Lily's Mom reveals the all-too-common plight of an abused woman who feels trapped in her life. Mary, the protagonist, is special because of her unwavering need to break the generational cycle and set a better example for her little daughter, Lily. Mary's struggles and successes are uplifting to the audience.

The initial storyline is a composite of hundreds of true stories which I have witnessed in my years as a practicing physician. What makes this story ring so true is the reality of Mary, beautifully played by Kim Harsch, as she interacts with her therapist, played by Connie Cowper. Connie absolutely captures the therapeutic relationship and in auditions, actually outshined the actual psychotherapist I had otherwise been considering for the part.

The process of creating this film differed from the classical pattern we learned in school, starting with the script.
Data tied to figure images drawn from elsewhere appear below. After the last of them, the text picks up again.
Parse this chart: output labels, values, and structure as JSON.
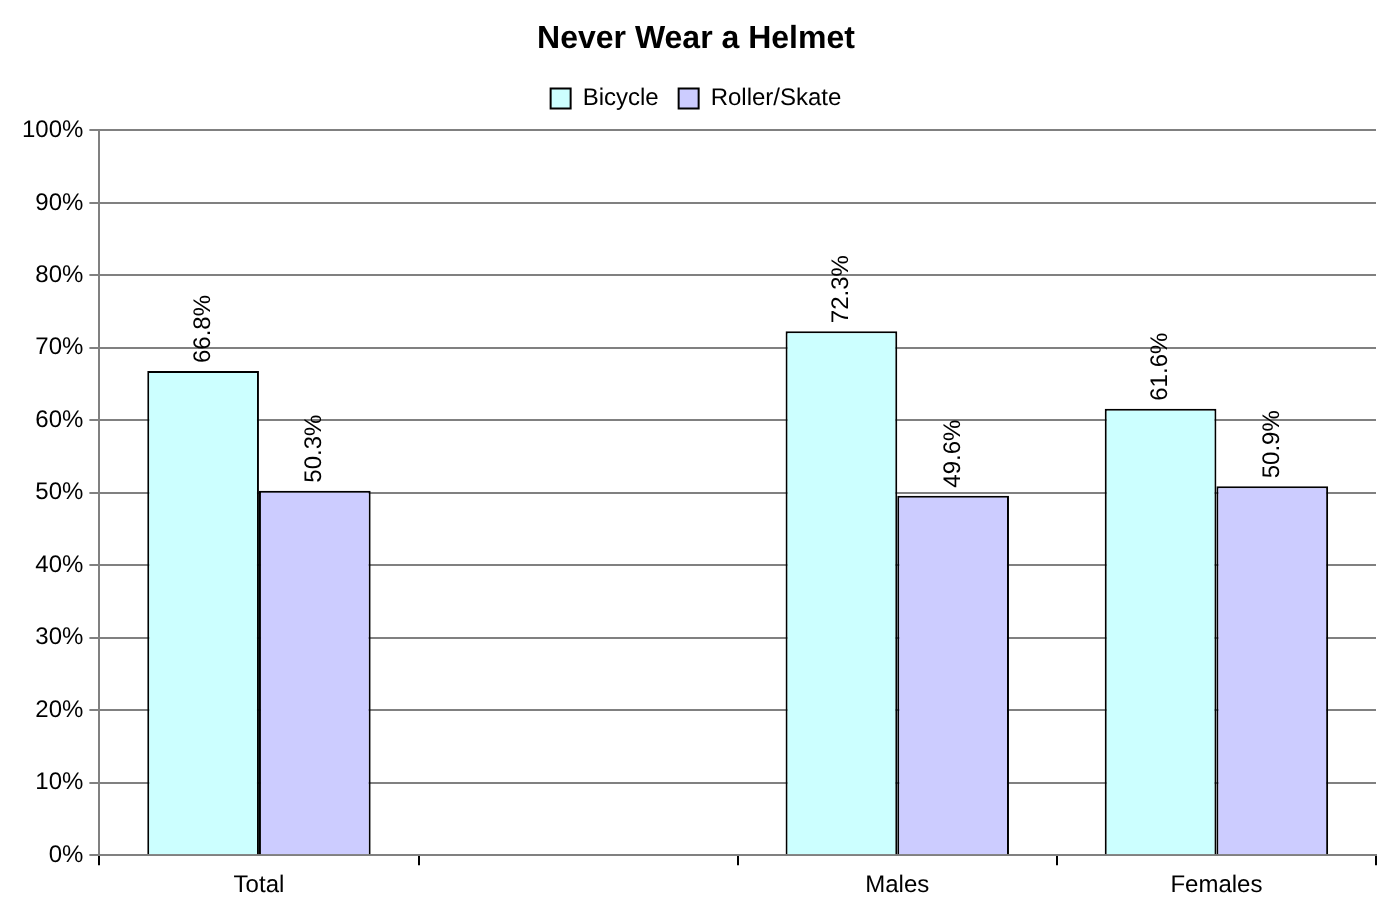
{
  "chart_data": {
    "type": "bar",
    "title": "Never Wear a Helmet",
    "categories": [
      "Total",
      null,
      "Males",
      "Females"
    ],
    "series": [
      {
        "name": "Bicycle",
        "color": "#ccffff",
        "values": [
          66.8,
          null,
          72.3,
          61.6
        ],
        "value_labels": [
          "66.8%",
          null,
          "72.3%",
          "61.6%"
        ]
      },
      {
        "name": "Roller/Skate",
        "color": "#ccccff",
        "values": [
          50.3,
          null,
          49.6,
          50.9
        ],
        "value_labels": [
          "50.3%",
          null,
          "49.6%",
          "50.9%"
        ]
      }
    ],
    "ylim": [
      0,
      100
    ],
    "yticks": [
      {
        "value": 0,
        "label": "0%"
      },
      {
        "value": 10,
        "label": "10%"
      },
      {
        "value": 20,
        "label": "20%"
      },
      {
        "value": 30,
        "label": "30%"
      },
      {
        "value": 40,
        "label": "40%"
      },
      {
        "value": 50,
        "label": "50%"
      },
      {
        "value": 60,
        "label": "60%"
      },
      {
        "value": 70,
        "label": "70%"
      },
      {
        "value": 80,
        "label": "80%"
      },
      {
        "value": 90,
        "label": "90%"
      },
      {
        "value": 100,
        "label": "100%"
      }
    ],
    "grid": "y",
    "legend": "top"
  }
}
The secondary characters are modeled after the personality disorders described in the DSM-IV psychiatric manual. I then assigned each of the characters, including Mary, a specific combination of personality traits according to the 5-Factor Personality Model. Using the well studied traits and flaws of these characters, their interactions ring very true indeed. Mary has depression and crippling headaches, Mike and Hal are sociopaths, Claire is a borderline, Darla has a passive dependent personality and the sexy Lola has a histrionic personality disorder. The chemistry of these characters leads to strong interactions when they are brought together.

Since Mary is the catalytic character, I wrote many of her scenes with parallel dialogs and behaviors, to see which combination of traits would be more dramatic in front of the camera. The final movie was to have about 130 scenes but I wrote and filmed about 200 scenes.
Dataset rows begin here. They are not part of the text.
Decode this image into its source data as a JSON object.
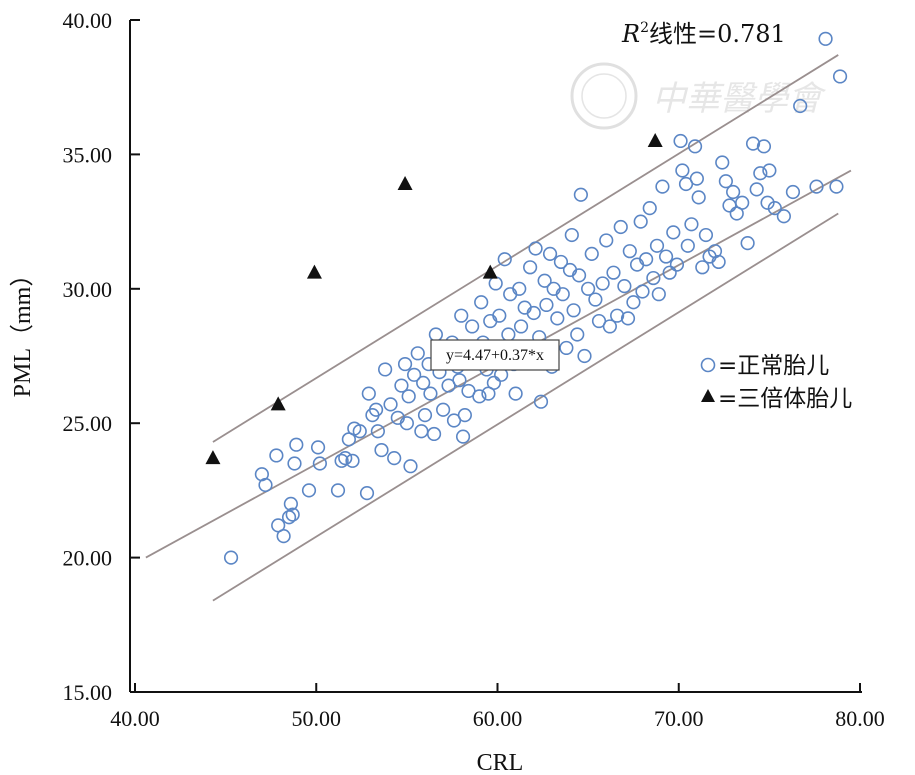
{
  "chart_data": {
    "type": "scatter",
    "xlabel": "CRL",
    "ylabel": "PML（mm）",
    "xlim": [
      40,
      80
    ],
    "ylim": [
      15,
      40
    ],
    "x_ticks": [
      "40.00",
      "50.00",
      "60.00",
      "70.00",
      "80.00"
    ],
    "y_ticks": [
      "15.00",
      "20.00",
      "25.00",
      "30.00",
      "35.00",
      "40.00"
    ],
    "grid": false,
    "legend_position": "right",
    "annotations": {
      "r2_prefix": "R",
      "r2_sup": "2",
      "r2_rest": "线性=0.781",
      "equation": "y=4.47+0.37*x"
    },
    "lines": {
      "fit": {
        "x": [
          40.6,
          79.5
        ],
        "y": [
          20.0,
          34.4
        ]
      },
      "upper": {
        "x": [
          44.3,
          78.8
        ],
        "y": [
          24.3,
          38.7
        ]
      },
      "lower": {
        "x": [
          44.3,
          78.8
        ],
        "y": [
          18.4,
          32.8
        ]
      }
    },
    "series": [
      {
        "name": "=正常胎儿",
        "marker": "circle",
        "color": "#5b86c5",
        "points": [
          [
            45.3,
            20.0
          ],
          [
            47.0,
            23.1
          ],
          [
            47.2,
            22.7
          ],
          [
            47.8,
            23.8
          ],
          [
            47.9,
            21.2
          ],
          [
            48.2,
            20.8
          ],
          [
            48.5,
            21.5
          ],
          [
            48.7,
            21.6
          ],
          [
            48.6,
            22.0
          ],
          [
            48.8,
            23.5
          ],
          [
            48.9,
            24.2
          ],
          [
            49.6,
            22.5
          ],
          [
            50.1,
            24.1
          ],
          [
            50.2,
            23.5
          ],
          [
            51.2,
            22.5
          ],
          [
            51.4,
            23.6
          ],
          [
            51.6,
            23.7
          ],
          [
            51.8,
            24.4
          ],
          [
            52.0,
            23.6
          ],
          [
            52.1,
            24.8
          ],
          [
            52.4,
            24.7
          ],
          [
            52.8,
            22.4
          ],
          [
            52.9,
            26.1
          ],
          [
            53.1,
            25.3
          ],
          [
            53.3,
            25.5
          ],
          [
            53.4,
            24.7
          ],
          [
            53.6,
            24.0
          ],
          [
            53.8,
            27.0
          ],
          [
            54.1,
            25.7
          ],
          [
            54.3,
            23.7
          ],
          [
            54.5,
            25.2
          ],
          [
            54.7,
            26.4
          ],
          [
            54.9,
            27.2
          ],
          [
            55.0,
            25.0
          ],
          [
            55.1,
            26.0
          ],
          [
            55.2,
            23.4
          ],
          [
            55.4,
            26.8
          ],
          [
            55.6,
            27.6
          ],
          [
            55.8,
            24.7
          ],
          [
            55.9,
            26.5
          ],
          [
            56.0,
            25.3
          ],
          [
            56.2,
            27.2
          ],
          [
            56.3,
            26.1
          ],
          [
            56.5,
            24.6
          ],
          [
            56.6,
            28.3
          ],
          [
            56.8,
            26.9
          ],
          [
            57.0,
            25.5
          ],
          [
            57.1,
            27.5
          ],
          [
            57.3,
            26.4
          ],
          [
            57.5,
            28.0
          ],
          [
            57.6,
            25.1
          ],
          [
            57.8,
            27.1
          ],
          [
            57.9,
            26.6
          ],
          [
            58.0,
            29.0
          ],
          [
            58.1,
            24.5
          ],
          [
            58.2,
            25.3
          ],
          [
            58.3,
            27.6
          ],
          [
            58.4,
            26.2
          ],
          [
            58.6,
            28.6
          ],
          [
            58.8,
            27.3
          ],
          [
            59.0,
            26.0
          ],
          [
            59.1,
            29.5
          ],
          [
            59.2,
            28.0
          ],
          [
            59.4,
            27.0
          ],
          [
            59.5,
            26.1
          ],
          [
            59.6,
            28.8
          ],
          [
            59.8,
            26.5
          ],
          [
            59.9,
            30.2
          ],
          [
            60.0,
            27.6
          ],
          [
            60.1,
            29.0
          ],
          [
            60.2,
            26.8
          ],
          [
            60.4,
            31.1
          ],
          [
            60.6,
            28.3
          ],
          [
            60.7,
            29.8
          ],
          [
            60.9,
            27.2
          ],
          [
            61.0,
            26.1
          ],
          [
            61.2,
            30.0
          ],
          [
            61.3,
            28.6
          ],
          [
            61.5,
            29.3
          ],
          [
            61.6,
            27.7
          ],
          [
            61.8,
            30.8
          ],
          [
            62.0,
            29.1
          ],
          [
            62.1,
            31.5
          ],
          [
            62.3,
            28.2
          ],
          [
            62.4,
            25.8
          ],
          [
            62.6,
            30.3
          ],
          [
            62.7,
            29.4
          ],
          [
            62.9,
            31.3
          ],
          [
            63.0,
            27.1
          ],
          [
            63.1,
            30.0
          ],
          [
            63.3,
            28.9
          ],
          [
            63.5,
            31.0
          ],
          [
            63.6,
            29.8
          ],
          [
            63.8,
            27.8
          ],
          [
            64.0,
            30.7
          ],
          [
            64.1,
            32.0
          ],
          [
            64.2,
            29.2
          ],
          [
            64.4,
            28.3
          ],
          [
            64.5,
            30.5
          ],
          [
            64.6,
            33.5
          ],
          [
            64.8,
            27.5
          ],
          [
            65.0,
            30.0
          ],
          [
            65.2,
            31.3
          ],
          [
            65.4,
            29.6
          ],
          [
            65.6,
            28.8
          ],
          [
            65.8,
            30.2
          ],
          [
            66.0,
            31.8
          ],
          [
            66.2,
            28.6
          ],
          [
            66.4,
            30.6
          ],
          [
            66.6,
            29.0
          ],
          [
            66.8,
            32.3
          ],
          [
            67.0,
            30.1
          ],
          [
            67.2,
            28.9
          ],
          [
            67.3,
            31.4
          ],
          [
            67.5,
            29.5
          ],
          [
            67.7,
            30.9
          ],
          [
            67.9,
            32.5
          ],
          [
            68.0,
            29.9
          ],
          [
            68.2,
            31.1
          ],
          [
            68.4,
            33.0
          ],
          [
            68.6,
            30.4
          ],
          [
            68.8,
            31.6
          ],
          [
            68.9,
            29.8
          ],
          [
            69.1,
            33.8
          ],
          [
            69.3,
            31.2
          ],
          [
            69.5,
            30.6
          ],
          [
            69.7,
            32.1
          ],
          [
            69.9,
            30.9
          ],
          [
            70.1,
            35.5
          ],
          [
            70.2,
            34.4
          ],
          [
            70.4,
            33.9
          ],
          [
            70.5,
            31.6
          ],
          [
            70.7,
            32.4
          ],
          [
            70.9,
            35.3
          ],
          [
            71.0,
            34.1
          ],
          [
            71.1,
            33.4
          ],
          [
            71.3,
            30.8
          ],
          [
            71.5,
            32.0
          ],
          [
            71.7,
            31.2
          ],
          [
            72.0,
            31.4
          ],
          [
            72.2,
            31.0
          ],
          [
            72.4,
            34.7
          ],
          [
            72.6,
            34.0
          ],
          [
            72.8,
            33.1
          ],
          [
            73.0,
            33.6
          ],
          [
            73.2,
            32.8
          ],
          [
            73.5,
            33.2
          ],
          [
            73.8,
            31.7
          ],
          [
            74.1,
            35.4
          ],
          [
            74.3,
            33.7
          ],
          [
            74.5,
            34.3
          ],
          [
            74.7,
            35.3
          ],
          [
            74.9,
            33.2
          ],
          [
            75.0,
            34.4
          ],
          [
            75.3,
            33.0
          ],
          [
            75.8,
            32.7
          ],
          [
            76.3,
            33.6
          ],
          [
            76.7,
            36.8
          ],
          [
            77.6,
            33.8
          ],
          [
            78.1,
            39.3
          ],
          [
            78.7,
            33.8
          ],
          [
            78.9,
            37.9
          ]
        ]
      },
      {
        "name": "=三倍体胎儿",
        "marker": "triangle",
        "color": "#111111",
        "points": [
          [
            44.3,
            23.7
          ],
          [
            47.9,
            25.7
          ],
          [
            49.9,
            30.6
          ],
          [
            54.9,
            33.9
          ],
          [
            59.6,
            30.6
          ],
          [
            68.7,
            35.5
          ]
        ]
      }
    ]
  }
}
Every scene was carefully storyboarded, right down to lens settings and shadows, so my DP and crew could see what I wanted while I spent my time working with the actors during the setups. The action produced surprising results when we ran the parallel scenes. The other actors had the same dialog each time but Kim's parts were quite different in each version. Kim is in every scene of the movie and had to rapidly switch to different versions of Mary's personality and not lose the subtleties. I will forever be grateful for her enormous efforts. She would go off on her own and rethink Mary's behavior when we shifted between parallel scenes.
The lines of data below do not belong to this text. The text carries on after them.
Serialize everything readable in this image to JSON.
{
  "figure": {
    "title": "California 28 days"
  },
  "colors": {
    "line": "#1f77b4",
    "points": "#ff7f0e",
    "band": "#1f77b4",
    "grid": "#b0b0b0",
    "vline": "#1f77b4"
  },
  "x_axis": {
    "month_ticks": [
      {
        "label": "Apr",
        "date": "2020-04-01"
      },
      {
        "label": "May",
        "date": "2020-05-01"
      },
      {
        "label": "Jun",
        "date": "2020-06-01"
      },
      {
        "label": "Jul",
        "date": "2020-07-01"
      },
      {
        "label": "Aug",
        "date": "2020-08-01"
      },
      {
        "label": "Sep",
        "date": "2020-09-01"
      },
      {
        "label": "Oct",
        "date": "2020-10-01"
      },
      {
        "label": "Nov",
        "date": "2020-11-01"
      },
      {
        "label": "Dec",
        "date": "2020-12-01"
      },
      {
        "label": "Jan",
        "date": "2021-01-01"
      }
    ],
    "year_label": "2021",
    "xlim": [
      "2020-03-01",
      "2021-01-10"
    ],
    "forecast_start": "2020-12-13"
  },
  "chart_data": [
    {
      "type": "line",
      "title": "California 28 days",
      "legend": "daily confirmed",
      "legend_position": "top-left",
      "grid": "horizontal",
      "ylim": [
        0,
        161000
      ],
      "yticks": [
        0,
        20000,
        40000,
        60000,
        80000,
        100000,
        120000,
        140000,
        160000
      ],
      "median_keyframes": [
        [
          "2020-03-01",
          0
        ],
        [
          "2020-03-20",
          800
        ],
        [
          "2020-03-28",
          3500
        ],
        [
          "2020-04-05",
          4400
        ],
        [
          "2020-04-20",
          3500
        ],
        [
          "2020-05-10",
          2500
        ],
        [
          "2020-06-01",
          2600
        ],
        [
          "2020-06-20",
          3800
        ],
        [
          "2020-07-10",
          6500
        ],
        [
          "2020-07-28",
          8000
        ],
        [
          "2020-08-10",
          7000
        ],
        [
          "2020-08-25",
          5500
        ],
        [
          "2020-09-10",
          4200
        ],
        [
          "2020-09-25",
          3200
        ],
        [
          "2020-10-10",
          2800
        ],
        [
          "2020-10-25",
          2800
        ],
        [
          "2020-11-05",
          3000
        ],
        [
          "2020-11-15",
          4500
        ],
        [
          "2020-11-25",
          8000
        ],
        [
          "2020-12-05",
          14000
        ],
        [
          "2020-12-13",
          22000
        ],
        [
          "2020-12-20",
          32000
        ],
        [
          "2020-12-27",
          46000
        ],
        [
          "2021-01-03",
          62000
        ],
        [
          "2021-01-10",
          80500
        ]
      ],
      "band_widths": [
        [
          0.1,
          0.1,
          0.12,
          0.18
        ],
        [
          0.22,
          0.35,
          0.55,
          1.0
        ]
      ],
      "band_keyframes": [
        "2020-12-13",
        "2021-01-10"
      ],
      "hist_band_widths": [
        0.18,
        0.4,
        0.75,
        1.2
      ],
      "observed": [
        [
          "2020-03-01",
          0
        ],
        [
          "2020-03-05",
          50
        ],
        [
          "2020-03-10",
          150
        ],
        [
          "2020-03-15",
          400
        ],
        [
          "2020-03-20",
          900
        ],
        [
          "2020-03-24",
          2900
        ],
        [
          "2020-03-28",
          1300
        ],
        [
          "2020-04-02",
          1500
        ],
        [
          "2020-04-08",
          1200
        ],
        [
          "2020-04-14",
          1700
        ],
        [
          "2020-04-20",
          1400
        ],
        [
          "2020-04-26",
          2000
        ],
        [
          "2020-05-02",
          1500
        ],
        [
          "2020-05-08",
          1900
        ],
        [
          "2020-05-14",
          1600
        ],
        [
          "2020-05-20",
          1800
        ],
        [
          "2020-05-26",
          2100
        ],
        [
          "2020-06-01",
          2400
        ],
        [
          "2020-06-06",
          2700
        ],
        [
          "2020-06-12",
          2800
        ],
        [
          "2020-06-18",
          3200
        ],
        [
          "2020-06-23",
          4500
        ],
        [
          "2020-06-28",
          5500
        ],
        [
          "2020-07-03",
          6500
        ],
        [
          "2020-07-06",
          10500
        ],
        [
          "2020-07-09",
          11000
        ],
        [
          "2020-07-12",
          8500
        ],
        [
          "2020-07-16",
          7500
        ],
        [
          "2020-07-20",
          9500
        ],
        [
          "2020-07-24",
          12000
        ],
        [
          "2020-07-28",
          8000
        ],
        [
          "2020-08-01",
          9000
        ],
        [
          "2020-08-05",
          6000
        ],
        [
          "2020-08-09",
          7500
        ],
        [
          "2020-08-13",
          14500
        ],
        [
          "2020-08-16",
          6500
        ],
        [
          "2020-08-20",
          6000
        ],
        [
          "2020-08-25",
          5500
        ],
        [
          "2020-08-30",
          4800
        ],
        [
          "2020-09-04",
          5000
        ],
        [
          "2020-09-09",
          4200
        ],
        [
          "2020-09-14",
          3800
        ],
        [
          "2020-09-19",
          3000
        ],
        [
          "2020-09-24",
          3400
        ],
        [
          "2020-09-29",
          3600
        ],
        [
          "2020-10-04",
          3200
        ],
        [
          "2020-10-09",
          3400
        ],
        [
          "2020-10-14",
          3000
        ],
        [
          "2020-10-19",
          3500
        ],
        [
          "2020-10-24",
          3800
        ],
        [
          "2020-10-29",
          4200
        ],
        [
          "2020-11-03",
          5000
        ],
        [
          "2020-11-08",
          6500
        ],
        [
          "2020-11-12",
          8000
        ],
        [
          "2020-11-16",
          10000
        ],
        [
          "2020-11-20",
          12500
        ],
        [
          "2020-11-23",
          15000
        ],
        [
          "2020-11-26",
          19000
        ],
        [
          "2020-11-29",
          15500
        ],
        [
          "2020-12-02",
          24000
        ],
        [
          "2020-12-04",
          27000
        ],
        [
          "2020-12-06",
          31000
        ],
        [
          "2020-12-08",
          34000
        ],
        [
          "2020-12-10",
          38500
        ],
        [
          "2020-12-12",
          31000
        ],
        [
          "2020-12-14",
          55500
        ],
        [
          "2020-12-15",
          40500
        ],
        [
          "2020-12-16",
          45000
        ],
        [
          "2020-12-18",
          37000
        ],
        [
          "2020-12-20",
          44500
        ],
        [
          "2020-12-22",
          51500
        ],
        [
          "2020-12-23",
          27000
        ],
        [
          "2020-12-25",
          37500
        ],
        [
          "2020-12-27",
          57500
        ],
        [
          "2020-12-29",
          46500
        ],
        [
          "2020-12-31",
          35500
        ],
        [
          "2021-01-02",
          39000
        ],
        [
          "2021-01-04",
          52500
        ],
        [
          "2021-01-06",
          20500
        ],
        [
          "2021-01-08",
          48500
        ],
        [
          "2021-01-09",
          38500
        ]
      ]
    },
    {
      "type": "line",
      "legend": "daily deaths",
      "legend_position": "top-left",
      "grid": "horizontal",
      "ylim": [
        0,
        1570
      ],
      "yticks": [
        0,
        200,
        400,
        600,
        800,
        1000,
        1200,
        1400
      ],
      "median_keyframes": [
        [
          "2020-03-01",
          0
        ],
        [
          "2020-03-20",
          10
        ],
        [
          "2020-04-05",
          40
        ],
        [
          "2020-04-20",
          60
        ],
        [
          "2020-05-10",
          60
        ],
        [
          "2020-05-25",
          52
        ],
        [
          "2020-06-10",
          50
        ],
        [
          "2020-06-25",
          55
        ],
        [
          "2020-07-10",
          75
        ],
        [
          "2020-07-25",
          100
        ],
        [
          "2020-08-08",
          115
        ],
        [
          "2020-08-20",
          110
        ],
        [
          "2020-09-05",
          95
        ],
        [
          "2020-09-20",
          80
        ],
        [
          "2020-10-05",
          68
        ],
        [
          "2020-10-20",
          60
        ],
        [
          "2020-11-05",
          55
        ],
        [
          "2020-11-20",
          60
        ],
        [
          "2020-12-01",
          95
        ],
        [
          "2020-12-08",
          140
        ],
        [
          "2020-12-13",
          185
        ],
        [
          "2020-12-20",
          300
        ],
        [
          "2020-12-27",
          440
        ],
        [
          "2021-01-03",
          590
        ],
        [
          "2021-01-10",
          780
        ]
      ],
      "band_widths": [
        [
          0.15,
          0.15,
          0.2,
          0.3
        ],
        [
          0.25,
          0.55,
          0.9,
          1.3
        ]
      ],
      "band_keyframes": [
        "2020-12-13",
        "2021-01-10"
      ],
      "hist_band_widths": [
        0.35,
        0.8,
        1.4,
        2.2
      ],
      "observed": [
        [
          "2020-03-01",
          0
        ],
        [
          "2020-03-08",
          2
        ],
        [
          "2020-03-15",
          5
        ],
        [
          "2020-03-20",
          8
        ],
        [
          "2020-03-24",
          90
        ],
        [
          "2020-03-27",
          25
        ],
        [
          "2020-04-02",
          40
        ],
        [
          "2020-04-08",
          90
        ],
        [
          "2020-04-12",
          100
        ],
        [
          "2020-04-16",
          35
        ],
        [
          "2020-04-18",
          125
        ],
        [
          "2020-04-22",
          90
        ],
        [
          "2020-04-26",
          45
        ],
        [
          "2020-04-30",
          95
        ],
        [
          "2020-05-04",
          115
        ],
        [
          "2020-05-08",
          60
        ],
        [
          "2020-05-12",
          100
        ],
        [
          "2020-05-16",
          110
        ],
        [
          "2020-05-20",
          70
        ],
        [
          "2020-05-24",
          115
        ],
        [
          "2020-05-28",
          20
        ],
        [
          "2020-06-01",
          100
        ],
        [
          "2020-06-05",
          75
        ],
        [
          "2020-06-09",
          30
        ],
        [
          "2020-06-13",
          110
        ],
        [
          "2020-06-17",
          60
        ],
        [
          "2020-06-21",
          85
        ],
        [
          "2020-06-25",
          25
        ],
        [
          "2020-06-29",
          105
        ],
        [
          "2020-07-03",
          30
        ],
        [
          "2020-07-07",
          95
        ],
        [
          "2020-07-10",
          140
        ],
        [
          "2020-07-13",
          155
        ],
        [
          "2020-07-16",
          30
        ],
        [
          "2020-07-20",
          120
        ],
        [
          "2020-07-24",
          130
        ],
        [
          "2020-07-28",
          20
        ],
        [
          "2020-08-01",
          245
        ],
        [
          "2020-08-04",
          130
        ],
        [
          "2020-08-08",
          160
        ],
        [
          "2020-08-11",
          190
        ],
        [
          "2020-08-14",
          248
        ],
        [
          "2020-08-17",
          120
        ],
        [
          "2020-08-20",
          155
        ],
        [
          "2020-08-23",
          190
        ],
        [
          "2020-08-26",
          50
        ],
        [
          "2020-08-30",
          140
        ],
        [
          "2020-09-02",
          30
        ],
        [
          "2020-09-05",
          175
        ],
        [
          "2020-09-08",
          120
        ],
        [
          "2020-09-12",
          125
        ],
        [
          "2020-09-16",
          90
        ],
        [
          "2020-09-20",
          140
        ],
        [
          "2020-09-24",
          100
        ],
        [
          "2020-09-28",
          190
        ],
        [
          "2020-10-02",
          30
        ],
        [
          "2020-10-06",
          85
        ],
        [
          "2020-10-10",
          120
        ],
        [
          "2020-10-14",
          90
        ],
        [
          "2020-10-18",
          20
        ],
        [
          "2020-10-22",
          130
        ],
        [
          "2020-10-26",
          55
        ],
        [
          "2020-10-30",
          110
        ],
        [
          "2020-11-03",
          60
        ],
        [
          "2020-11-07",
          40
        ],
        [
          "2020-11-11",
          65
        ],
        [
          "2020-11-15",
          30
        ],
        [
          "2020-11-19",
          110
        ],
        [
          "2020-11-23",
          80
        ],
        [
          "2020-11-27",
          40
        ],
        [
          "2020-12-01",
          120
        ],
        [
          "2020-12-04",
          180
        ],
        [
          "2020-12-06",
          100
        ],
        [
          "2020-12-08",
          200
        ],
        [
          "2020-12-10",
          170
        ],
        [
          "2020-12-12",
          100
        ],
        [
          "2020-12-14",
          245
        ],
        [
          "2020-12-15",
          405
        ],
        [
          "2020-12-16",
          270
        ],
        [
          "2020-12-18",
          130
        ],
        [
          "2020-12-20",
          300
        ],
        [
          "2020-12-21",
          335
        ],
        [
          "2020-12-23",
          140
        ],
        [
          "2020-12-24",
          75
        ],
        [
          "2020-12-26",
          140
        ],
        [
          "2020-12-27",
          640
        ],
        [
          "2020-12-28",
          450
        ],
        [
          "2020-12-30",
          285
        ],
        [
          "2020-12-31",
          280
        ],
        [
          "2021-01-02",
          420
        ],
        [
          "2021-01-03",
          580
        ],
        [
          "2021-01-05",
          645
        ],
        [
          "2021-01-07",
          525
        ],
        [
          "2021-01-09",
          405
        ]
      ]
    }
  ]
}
This remarkable versatility allowed her to deliver wonderful shifts in the chemistry of the scenes, as you can see in the movie. In post production, I had the luxury of selecting the different facets of Mary's personality for greatest effect. Unfortunately, because alternate scenes were discarded, many wonderful performances will remain unseen. Some of these scenes were salvaged for use in medical education, since they were so solid and believable and many of my medical colleagues could not believe these were actors.